One of the most important factors for the continuation of North American Jaguar populations (along with other species) is the variety of gene pool within these species. This may seem like a mundane factor when considering all factors as a whole, but without an extensive gene pool, the jaguar would cease to exist in this area. For this species to thrive, the individual jaguars need a substantial amount of potential mates in order to expand their species. Without access to these mates, the jaguars have no other option than to mate with their relatives (i.e brothers, sisters, etc.) which would cause a variety of genetic mutations. These mutations would cause many health problems including infertility, birth defects, and weakened immune systems. With these apparent health problems, over time the jaguars would cease to exist because of the inability to produce healthy, genetically viable offspring who would need to continue the reproduction process (McCain & Childs 2008).

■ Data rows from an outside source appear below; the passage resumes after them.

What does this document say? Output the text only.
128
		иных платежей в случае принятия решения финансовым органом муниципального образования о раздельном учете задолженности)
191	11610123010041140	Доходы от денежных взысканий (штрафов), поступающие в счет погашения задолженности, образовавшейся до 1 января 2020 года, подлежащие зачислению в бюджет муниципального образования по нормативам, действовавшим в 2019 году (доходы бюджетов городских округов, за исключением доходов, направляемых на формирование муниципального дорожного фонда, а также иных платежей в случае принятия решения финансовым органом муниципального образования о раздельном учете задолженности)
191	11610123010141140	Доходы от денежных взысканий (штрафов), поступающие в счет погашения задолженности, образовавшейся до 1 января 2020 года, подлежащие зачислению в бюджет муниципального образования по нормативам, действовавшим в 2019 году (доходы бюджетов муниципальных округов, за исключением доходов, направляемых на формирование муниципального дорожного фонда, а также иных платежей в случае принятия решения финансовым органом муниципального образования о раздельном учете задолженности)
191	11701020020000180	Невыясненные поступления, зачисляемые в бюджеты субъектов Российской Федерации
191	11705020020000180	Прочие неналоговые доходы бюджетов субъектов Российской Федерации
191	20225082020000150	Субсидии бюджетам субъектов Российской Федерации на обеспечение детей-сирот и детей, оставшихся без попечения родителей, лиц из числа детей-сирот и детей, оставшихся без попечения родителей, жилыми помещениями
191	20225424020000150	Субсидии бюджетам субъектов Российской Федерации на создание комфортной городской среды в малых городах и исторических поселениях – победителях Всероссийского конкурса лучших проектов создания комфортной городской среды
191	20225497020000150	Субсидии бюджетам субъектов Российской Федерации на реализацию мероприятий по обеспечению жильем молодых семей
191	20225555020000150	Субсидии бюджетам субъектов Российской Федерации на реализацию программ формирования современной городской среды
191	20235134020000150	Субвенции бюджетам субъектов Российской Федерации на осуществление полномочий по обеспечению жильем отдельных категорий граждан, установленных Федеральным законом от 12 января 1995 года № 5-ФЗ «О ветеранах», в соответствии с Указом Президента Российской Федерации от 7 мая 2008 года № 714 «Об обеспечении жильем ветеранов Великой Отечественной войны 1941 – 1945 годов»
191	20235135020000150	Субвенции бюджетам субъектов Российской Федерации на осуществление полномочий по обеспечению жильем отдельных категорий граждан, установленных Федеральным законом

The problem of a smaller genetic pool would be solely contributed to the proposed border wall.  As of right now, about 5% of the North American jaguar population lives within the continental United States (McCain & Childs, 2008, p. 7). This number may seem insignificant, but this population is extremely important to the species as a whole. These jaguars travel in between Mexico and the U.S. in order to reproduce with the rest of the population that lives within Mexico and to search for food. If the wall were to be constructed this would make it impossible for this population of jaguars to have the access they would need in order to reproduce. If this were to happen, the gene pool within the 5% would become smaller as time went on these jaguars would die out, which would further decrease the overall number of jaguars and drive them to extinction (McCain & Childs, 2008). This is why the alternative forms of security would need to be put in place, because it would allow the jaguar population to reproduce normally while maintaining a secure border.

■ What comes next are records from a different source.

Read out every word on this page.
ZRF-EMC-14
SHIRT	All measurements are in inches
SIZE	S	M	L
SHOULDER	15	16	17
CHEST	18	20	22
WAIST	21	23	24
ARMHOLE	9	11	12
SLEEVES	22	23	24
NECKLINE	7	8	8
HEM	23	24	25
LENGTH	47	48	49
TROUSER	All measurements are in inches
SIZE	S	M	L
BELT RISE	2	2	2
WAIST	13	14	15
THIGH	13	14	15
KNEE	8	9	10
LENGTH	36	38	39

The proposed idea of massive border wall would help stop the flow of human traffic across the US and Mexico border, but it would also stop the flow of jaguars. This would be a disaster for the ecology of the borderlands. Beyond jaguars, other borderland species are already endangered and require special habitat. As a nation we are concerned about the safety of our borders. However, we should assess what means are necessary to make our border secure without impeding on the valuable wildlife that also call the borderlands home.